One of the most important structural features of Aexion Coin is its deflationary burn mechanism. Unlike inflationary tokens that dilute holders over time, AEX is designed to become progressively scarcer as the network grows.
How the burn works
Every transaction processed on the Aexion network results in a small percentage of the AEX fee being sent to a burn address — a wallet with no private key from which tokens can never be recovered. These tokens are permanently removed from the circulating supply.
The burn is not a marketing event or a one-time action. It is a protocol-level mechanic that activates automatically on every on-chain interaction: token transfers, smart contract calls, DeFi transactions, and AI layer queries.
Why deflation benefits holders
Basic economics: if demand stays constant and supply decreases, price tends to rise. The burn mechanism means that every new user, every new dApp, and every new transaction on Aexion directly benefits long-term AEX holders by reducing the tokens available in circulation.

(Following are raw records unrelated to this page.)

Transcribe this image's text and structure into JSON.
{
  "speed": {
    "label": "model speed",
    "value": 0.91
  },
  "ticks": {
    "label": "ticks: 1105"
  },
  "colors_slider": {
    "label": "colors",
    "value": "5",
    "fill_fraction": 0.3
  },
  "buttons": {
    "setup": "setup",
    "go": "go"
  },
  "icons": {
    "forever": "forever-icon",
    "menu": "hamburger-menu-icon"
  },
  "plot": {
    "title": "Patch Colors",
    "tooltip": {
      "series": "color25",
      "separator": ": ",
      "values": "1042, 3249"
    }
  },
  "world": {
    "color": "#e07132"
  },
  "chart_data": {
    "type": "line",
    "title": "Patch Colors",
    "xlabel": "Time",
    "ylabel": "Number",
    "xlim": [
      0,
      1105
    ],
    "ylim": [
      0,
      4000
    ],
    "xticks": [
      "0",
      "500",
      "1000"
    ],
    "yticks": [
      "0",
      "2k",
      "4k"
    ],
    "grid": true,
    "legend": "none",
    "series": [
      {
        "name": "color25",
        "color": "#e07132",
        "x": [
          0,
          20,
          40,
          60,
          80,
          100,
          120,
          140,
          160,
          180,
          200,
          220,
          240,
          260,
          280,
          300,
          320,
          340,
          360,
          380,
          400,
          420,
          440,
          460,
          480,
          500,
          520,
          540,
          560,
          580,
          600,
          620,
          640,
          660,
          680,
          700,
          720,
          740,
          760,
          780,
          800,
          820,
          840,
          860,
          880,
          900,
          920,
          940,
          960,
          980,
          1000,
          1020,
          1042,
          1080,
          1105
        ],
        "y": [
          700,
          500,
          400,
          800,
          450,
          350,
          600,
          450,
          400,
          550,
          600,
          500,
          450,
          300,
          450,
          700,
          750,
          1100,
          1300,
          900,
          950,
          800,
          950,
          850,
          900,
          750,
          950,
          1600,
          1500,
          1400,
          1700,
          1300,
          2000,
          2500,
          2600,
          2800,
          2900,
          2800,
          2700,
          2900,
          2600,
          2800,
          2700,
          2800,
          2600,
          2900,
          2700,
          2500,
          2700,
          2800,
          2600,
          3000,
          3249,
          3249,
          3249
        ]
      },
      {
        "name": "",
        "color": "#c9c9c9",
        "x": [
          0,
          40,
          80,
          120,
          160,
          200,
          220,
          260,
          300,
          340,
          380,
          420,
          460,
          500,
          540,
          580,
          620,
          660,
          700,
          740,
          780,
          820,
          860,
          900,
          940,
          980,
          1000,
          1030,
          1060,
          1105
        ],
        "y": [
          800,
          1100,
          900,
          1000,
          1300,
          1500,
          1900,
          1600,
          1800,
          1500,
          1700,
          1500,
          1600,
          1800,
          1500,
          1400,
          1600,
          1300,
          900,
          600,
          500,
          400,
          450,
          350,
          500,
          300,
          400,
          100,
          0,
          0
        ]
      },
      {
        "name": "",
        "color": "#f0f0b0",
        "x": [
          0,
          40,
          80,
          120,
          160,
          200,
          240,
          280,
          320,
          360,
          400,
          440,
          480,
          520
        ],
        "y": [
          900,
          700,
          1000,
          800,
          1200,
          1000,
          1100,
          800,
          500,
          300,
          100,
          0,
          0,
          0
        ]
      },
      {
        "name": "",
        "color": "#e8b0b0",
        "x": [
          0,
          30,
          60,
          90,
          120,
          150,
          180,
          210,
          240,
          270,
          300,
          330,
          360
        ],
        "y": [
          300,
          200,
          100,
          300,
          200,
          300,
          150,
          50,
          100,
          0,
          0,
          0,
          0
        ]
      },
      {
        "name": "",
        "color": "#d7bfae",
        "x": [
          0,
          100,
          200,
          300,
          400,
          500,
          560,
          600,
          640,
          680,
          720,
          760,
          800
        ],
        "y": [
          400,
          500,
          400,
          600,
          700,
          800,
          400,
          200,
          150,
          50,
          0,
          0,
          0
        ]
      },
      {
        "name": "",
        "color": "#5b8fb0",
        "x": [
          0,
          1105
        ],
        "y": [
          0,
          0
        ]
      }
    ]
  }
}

- Network growth = supply reduction: more activity means more burns
- Verifiable on-chain: every burn is publicly visible and auditable
- Automatic: no governance vote needed, no team control over the rate
- Tied to AI usage: queries to the on-chain AI engine also trigger burns
Comparison with other deflationary tokens
Ethereum introduced EIP-1559, which burns a portion of gas fees. This mechanism helped ETH become deflationary during periods of high network usage. Aexion takes this concept further by tying burns not just to transaction volume but also to AI layer utilization — a usage category that is expected to grow significantly as on-chain AI applications proliferate.
What this means for presale buyers
Buying AEX during Phase 1 at 0.0005 USDT means acquiring tokens before the network is live and before any burns have occurred. As the mainnet launches and transaction volume grows, every burn reduces the total supply relative to what presale buyers hold. Early holders therefore benefit most from the long-term deflationary effect.